The raw truth is that boxing as a sport, while not dying is a niche interest now, rather than being the big event it used to be. The pay-outs are high, but interest is low. Boxing will likely remain the chosen sport for celebrities looking to try their hand at exhibition and charity events – purely because it is far easier to pick up than something like MMA or kickboxing. Creator Clash 2, the upcoming E-Celeb boxing event, will probably be more talked about than any boxing match this year.
Jake Paul is Certainly Competent
I have wrote before that pretending Jake Paul can’t box is a fool’s errand. He has power, he has a decent left hook but where he struggles is movement. Compared to Fury, Paul was comparatively stiff. Fury was happy to move in and out and was visibly looser in the shoulders, as you would expect from someone who grew up boxing as opposed to someone who started in 2018.
I’m not expecting Jake Paul to ever become a world champion boxer, and I wouldn’t be at all surprised if his career is in MMA in the near future, given his high school wrestling experience and his boxing being strong enough to carry him in the PFL, assuming he builds his grappling skills.

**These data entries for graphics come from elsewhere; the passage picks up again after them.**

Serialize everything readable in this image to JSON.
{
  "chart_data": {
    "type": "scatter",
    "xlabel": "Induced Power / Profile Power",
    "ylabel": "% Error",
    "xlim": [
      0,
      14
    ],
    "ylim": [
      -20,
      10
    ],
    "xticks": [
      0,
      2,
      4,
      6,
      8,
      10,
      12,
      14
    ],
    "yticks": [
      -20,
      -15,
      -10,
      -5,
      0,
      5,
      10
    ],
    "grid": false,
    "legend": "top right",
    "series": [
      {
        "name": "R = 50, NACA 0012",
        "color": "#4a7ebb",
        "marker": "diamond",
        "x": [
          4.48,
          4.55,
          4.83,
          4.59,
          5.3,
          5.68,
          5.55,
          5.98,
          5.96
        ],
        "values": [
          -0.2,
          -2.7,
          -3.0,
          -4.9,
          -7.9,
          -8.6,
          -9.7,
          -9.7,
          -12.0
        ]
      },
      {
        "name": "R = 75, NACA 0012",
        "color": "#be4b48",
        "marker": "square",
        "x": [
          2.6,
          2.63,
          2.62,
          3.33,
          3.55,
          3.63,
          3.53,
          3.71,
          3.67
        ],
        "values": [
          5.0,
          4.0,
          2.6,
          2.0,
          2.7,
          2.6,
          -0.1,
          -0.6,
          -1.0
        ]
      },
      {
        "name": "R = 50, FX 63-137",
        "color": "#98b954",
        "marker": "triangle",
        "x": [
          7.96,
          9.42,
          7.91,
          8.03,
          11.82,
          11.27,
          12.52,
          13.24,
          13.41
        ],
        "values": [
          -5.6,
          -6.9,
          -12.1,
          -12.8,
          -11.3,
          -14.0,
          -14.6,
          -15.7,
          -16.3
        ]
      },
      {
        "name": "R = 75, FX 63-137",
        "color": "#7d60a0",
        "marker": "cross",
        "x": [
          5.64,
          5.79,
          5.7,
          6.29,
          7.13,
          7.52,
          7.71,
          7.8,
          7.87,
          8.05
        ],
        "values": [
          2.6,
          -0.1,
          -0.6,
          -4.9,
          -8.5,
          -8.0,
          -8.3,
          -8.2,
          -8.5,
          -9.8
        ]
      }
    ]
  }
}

Tommy Fury is Not His Brother
I think this fight will negatively hurt Tommy Fury’s reputation. As rather than being a sure fire victory, he was unable to knock Paul out. While it was a comfortable victory for Fury, the audience was expecting something he didn’t deliver. There is an unusually venomous hate train for Jake Paul and the desire to see him knocked out will probably leave audiences considering Fury a failure rather than a winner. Comparatively Paul comes out of this looking fairly good to all but the most delusional haters.
So what’s next?
Nobody can predict the future, but I would be surprised if we ever see Tommy Fury in a fight this big that doesn’t involve Jake Paul. Fury is not a high level boxer and so far his performances have been underwhelming even against weak opposition. I’d be delighted to be wrong on that point, but right now, I am not convinced that any of the Fury family beyond Tyson truly have the ability that has made him so successful.
As for Jake Paul? There’s too much money in him fighting for him to conceivably stop, but I would not be surprised to see him make a permanent move to MMA. It makes sense that he would make the switch soon given that grappling will come more naturally to him. That being said, he went the distance with a young professional boxer and losing a fight is simply part of the sport.
Michael Bisping said ‘the Jake Paul experiment is over’. This is wishful thinking. The reality in sports is a loss, is usually, just a loss. The real question is will boxing continue to shrink without these circus show fights. Is the Jake Paul experiment putting more eyes on the sport, and will any of those fans of his become fans of boxing itself. I lean towards no, but maybe I’m wrong.